Bazı aydınlar bana yine kızabilir ama bildiğimi açıklamak için bu sayfa var: Erdem ile dünyasallığı ayırma hatası sadece Müslümanlıkta yer almaz. (Ancak şeytan bu dine de saldırmakta; onun gerçeğini namaz, oruç, tesettür, hac, kurban’a indirgetmekte, nice insanın böylece içerikten uzak kalmasına neden olmaktadır.) Hz İsa’nın niyeti iyi olsa da, yaklaşımı bu hatayı içerdiği için, öğreti geniş ölçüde başarısız olmuş, bekleneni vermemiştir.

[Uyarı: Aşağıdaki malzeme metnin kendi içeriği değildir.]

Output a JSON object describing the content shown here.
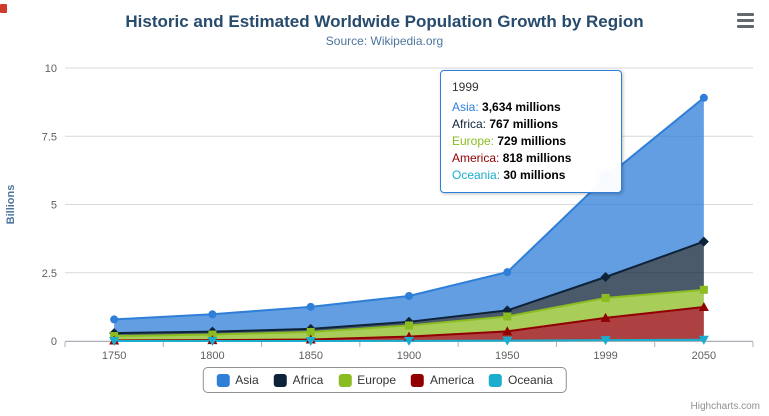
{
  "chart_data": {
    "type": "area",
    "stacked": true,
    "title": "Historic and Estimated Worldwide Population Growth by Region",
    "subtitle": "Source: Wikipedia.org",
    "categories": [
      "1750",
      "1800",
      "1850",
      "1900",
      "1950",
      "1999",
      "2050"
    ],
    "unit": "millions",
    "ylabel": "Billions",
    "xlabel": "",
    "ylim": [
      0,
      10
    ],
    "yticks": [
      0,
      2.5,
      5,
      7.5,
      10
    ],
    "grid": true,
    "legend_position": "bottom",
    "series": [
      {
        "name": "Asia",
        "color": "#2f7ed8",
        "marker": "circle",
        "values": [
          502,
          635,
          809,
          947,
          1402,
          3634,
          5268
        ]
      },
      {
        "name": "Africa",
        "color": "#0d233a",
        "marker": "diamond",
        "values": [
          106,
          107,
          111,
          133,
          221,
          767,
          1766
        ]
      },
      {
        "name": "Europe",
        "color": "#8bbc21",
        "marker": "square",
        "values": [
          163,
          203,
          276,
          408,
          547,
          729,
          628
        ]
      },
      {
        "name": "America",
        "color": "#910000",
        "marker": "triangle",
        "values": [
          18,
          31,
          54,
          156,
          339,
          818,
          1201
        ]
      },
      {
        "name": "Oceania",
        "color": "#1aadce",
        "marker": "triangle-down",
        "values": [
          2,
          2,
          2,
          6,
          13,
          30,
          46
        ]
      }
    ],
    "hover_point": {
      "series": "Asia",
      "category": "1999"
    }
  },
  "tooltip": {
    "header": "1999",
    "rows": [
      {
        "name": "Asia",
        "value": "3,634 millions"
      },
      {
        "name": "Africa",
        "value": "767 millions"
      },
      {
        "name": "Europe",
        "value": "729 millions"
      },
      {
        "name": "America",
        "value": "818 millions"
      },
      {
        "name": "Oceania",
        "value": "30 millions"
      }
    ]
  },
  "credits": {
    "label": "Highcharts.com"
  }
}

Bu dünyada (evrende) değiştirilemeyecek bazı dinamikler vardır ve bu yapıya uymayan tavırlar -her ne kadar idealize edilen bazı modellere uysa da- sorun yaratırlar. Söz konusu sorun yaratıcı tavırlardan biri hayatta kalmak adına sürekli sopa göstermek zorunda olduğuna inanmak ve karşı cinse bütünleşmek değil, rahatlamak amacıyla yaklaşmaksa; diğeri de sürekli diğer yanağını çevirmek ve insan adlı yaşam formunun doğasında yer alan gereksinimleri küçümsemek, yok etmeye çalışmak, hatta lanetlemektir.